Before you assume we’re in love with this thing, it’s worth noting that the Model 1 still has its share of caveats. The company claims the seat can be adjusted for people as short as 5’3”, but my 5’8” frame and I had trouble getting comfortable because my legs are on the short side. (Pro tip: just goose the throttle a bit to build some momentum, then swing both feet onto the pedals.) The addition of turn signals for street riding was a welcome touch, but you can’t signal a turn with both hands firmly in place — you have to reach for the very tip of either handlebar. Manually changing gears is also handled through a knob on the left handlebar, which for better or worse makes the whole affair feel a little more like riding a CitiBike than a $5,000 luxury machine.
Beyond all that, the one thing that might throw off some riders is the bike’s weight: with the panniers completely empty, the Model 1 weighs around 90 lbs. While that means it feels plenty sturdy while moving in straight lines, you’d probably do well to avoid sharp turns whenever possible.
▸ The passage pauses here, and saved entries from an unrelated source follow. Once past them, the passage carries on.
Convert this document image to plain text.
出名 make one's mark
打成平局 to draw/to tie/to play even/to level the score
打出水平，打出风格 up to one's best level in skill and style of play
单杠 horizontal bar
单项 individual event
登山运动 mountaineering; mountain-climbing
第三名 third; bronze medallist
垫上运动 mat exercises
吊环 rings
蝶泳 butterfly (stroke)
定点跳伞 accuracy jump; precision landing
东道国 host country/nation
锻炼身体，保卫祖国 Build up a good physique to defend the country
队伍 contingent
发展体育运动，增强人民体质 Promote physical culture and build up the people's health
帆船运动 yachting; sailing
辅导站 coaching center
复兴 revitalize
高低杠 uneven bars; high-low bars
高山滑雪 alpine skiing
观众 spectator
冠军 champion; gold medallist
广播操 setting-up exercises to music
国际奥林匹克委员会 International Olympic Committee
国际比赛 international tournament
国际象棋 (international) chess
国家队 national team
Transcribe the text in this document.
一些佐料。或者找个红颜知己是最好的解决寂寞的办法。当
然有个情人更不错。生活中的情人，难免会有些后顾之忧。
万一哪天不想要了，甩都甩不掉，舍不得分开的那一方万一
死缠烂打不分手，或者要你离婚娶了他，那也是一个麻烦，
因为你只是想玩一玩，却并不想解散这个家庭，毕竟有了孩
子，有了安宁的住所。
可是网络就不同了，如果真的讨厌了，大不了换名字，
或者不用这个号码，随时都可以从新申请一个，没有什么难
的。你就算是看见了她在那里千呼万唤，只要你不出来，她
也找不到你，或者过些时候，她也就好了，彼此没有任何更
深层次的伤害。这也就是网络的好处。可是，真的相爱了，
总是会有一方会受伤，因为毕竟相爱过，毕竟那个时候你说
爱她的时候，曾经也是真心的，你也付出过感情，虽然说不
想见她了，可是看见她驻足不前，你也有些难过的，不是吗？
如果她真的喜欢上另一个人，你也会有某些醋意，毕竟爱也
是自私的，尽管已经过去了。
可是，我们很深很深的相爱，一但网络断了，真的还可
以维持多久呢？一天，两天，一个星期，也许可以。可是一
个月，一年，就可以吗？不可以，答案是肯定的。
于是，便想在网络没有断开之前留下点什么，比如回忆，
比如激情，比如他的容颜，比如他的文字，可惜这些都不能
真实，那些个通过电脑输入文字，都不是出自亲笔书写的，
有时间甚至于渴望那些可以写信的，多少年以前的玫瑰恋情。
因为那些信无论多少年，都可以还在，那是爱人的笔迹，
So, no, the Model 1 isn’t a perfect e-bike. Even so, its charm lies in how it melds practicality with a mostly comfortable design and excellent speed. That mix explains why Civilized Cycles is trying to pitch the Model 1 as a potential car replacement for some people — after all, why deal with the expense and effort of car shopping when all you need is something to ferry yourself, your partner, and a couple bags of groceries around town? Personally, I’m not convinced by that argument just yet, but the Model 1 may well find its footing now that many cities are starting to rethink their relationships with cars.